No culture has yet been found that doesn’t have music, and all music shares certain universal characteristics: melodies composed of seven or fewer discrete pitches; a regular beat; a limited sequence of rhythmic patterns. All this would suggest a biological basis for musicality.

A bird flies with regular beats of its wings. Animals walk with a particular rhythm. So you might expect beat perception to be present in everything that doesn’t want to falter when moving. But it isn’t. Honing describes experiments that demonstrate conclusively that we are the only primates with a sense of rhythm, possibly deriving from advanced beat perception.

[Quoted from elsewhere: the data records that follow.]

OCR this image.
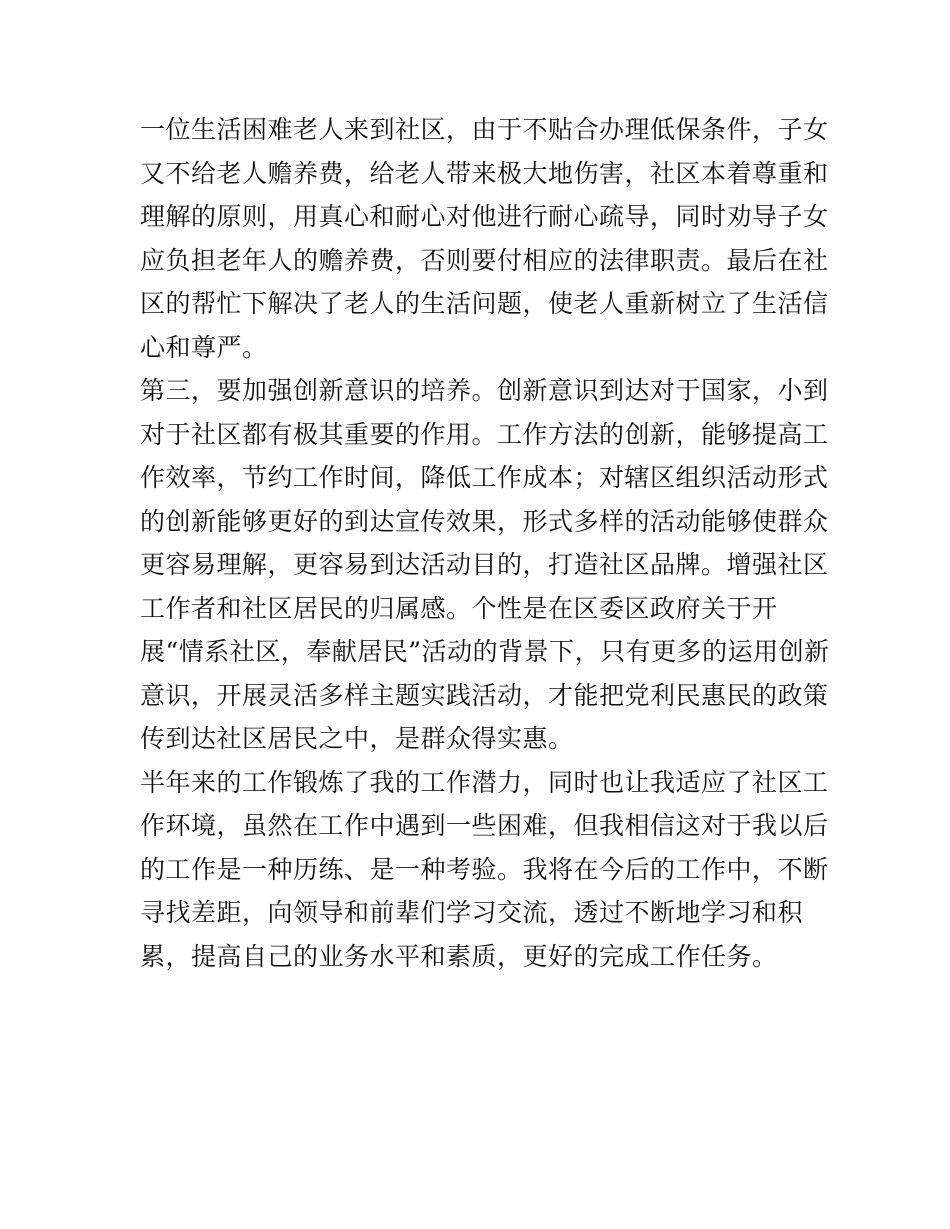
一位生活困难老人来到社区，由于不贴合办理低保条件，子女
又不给老人赡养费，给老人带来极大地伤害，社区本着尊重和
理解的原则，用真心和耐心对他进行耐心疏导，同时劝导子女
应负担老年人的赡养费，否则要付相应的法律职责。最后在社
区的帮忙下解决了老人的生活问题，使老人重新树立了生活信
心和尊严。
第三，要加强创新意识的培养。创新意识到达对于国家，小到
对于社区都有极其重要的作用。工作方法的创新，能够提高工
作效率，节约工作时间，降低工作成本；对辖区组织活动形式
的创新能够更好的到达宣传效果，形式多样的活动能够使群众
更容易理解，更容易到达活动目的，打造社区品牌。增强社区
工作者和社区居民的归属感。个性是在区委区政府关于开
展“情系社区，奉献居民”活动的背景下，只有更多的运用创新
意识，开展灵活多样主题实践活动，才能把党利民惠民的政策
传到达社区居民之中，是群众得实惠。
半年来的工作锻炼了我的工作潜力，同时也让我适应了社区工
作环境，虽然在工作中遇到一些困难，但我相信这对于我以后
的工作是一种历练、是一种考验。我将在今后的工作中，不断
寻找差距，向领导和前辈们学习交流，透过不断地学习和积
累，提高自己的业务水平和素质，更好的完成工作任务。
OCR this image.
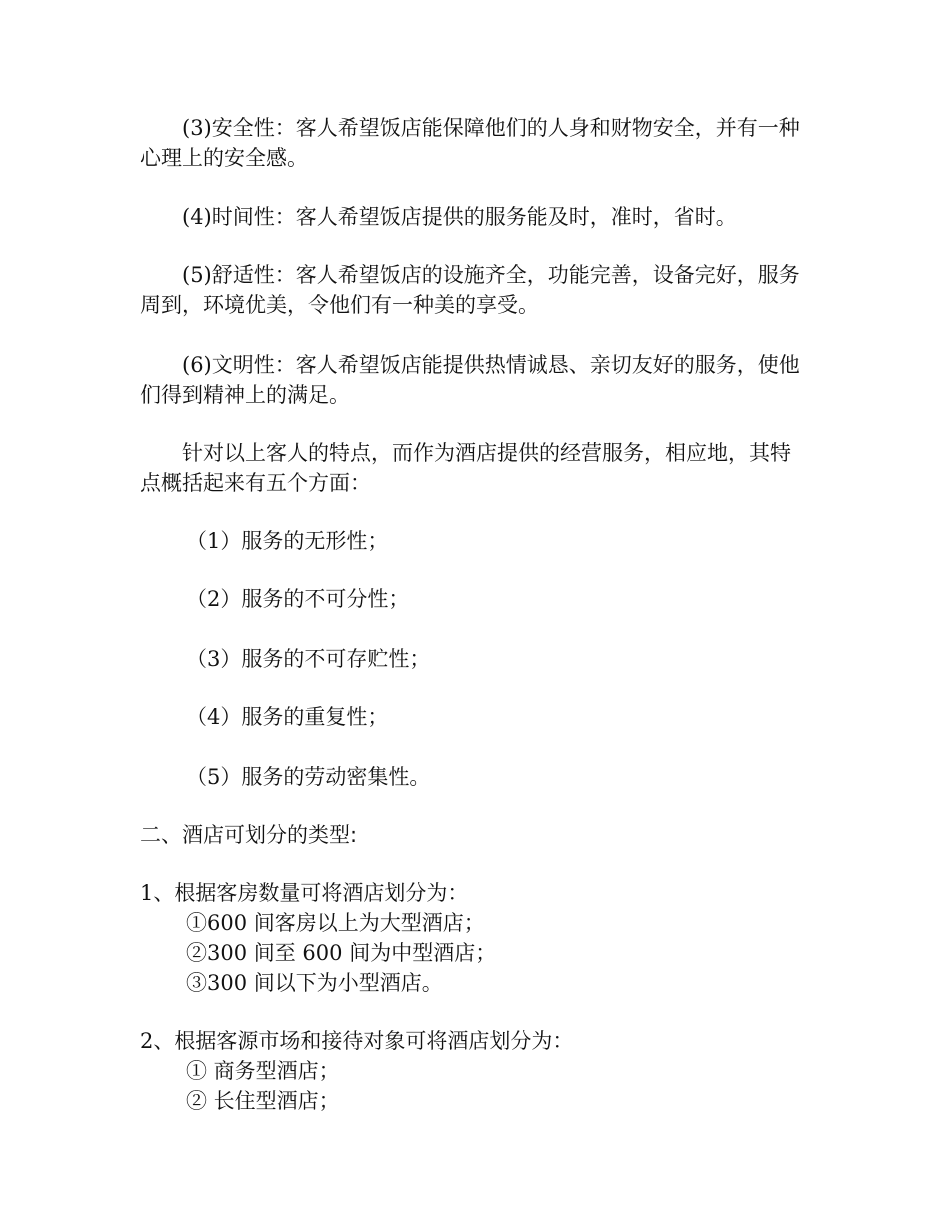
(3)安全性：客人希望饭店能保障他们的人身和财物安全，并有一种心理上的安全感。

(4)时间性：客人希望饭店提供的服务能及时，准时，省时。

(5)舒适性：客人希望饭店的设施齐全，功能完善，设备完好，服务周到，环境优美，令他们有一种美的享受。

(6)文明性：客人希望饭店能提供热情诚恳、亲切友好的服务，使他们得到精神上的满足。

针对以上客人的特点，而作为酒店提供的经营服务，相应地，其特点概括起来有五个方面：

（1）服务的无形性；

（2）服务的不可分性；

（3）服务的不可存贮性；

（4）服务的重复性；

（5）服务的劳动密集性。

二、酒店可划分的类型:

1、根据客房数量可将酒店划分为：

①600 间客房以上为大型酒店；

②300 间至 600 间为中型酒店；

③300 间以下为小型酒店。

2、根据客源市场和接待对象可将酒店划分为：

① 商务型酒店；

② 长住型酒店；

Only strongly social animals, he writes, from songbirds and parrots to elephants and humans, have beat perception. What if musicality was acquired by all prosocial species through a process of convergent evolution? Like some other cognitive scientists, Honing now wonders whether language might derive from music, in a similar way to how reading uses much older neural structures that recognise contrast and sharp corners.

Honing must now test this exciting hypothesis. And if The Evolving Animal Orchestra is how he responds to disappointment, I can’t wait to see what he makes of success.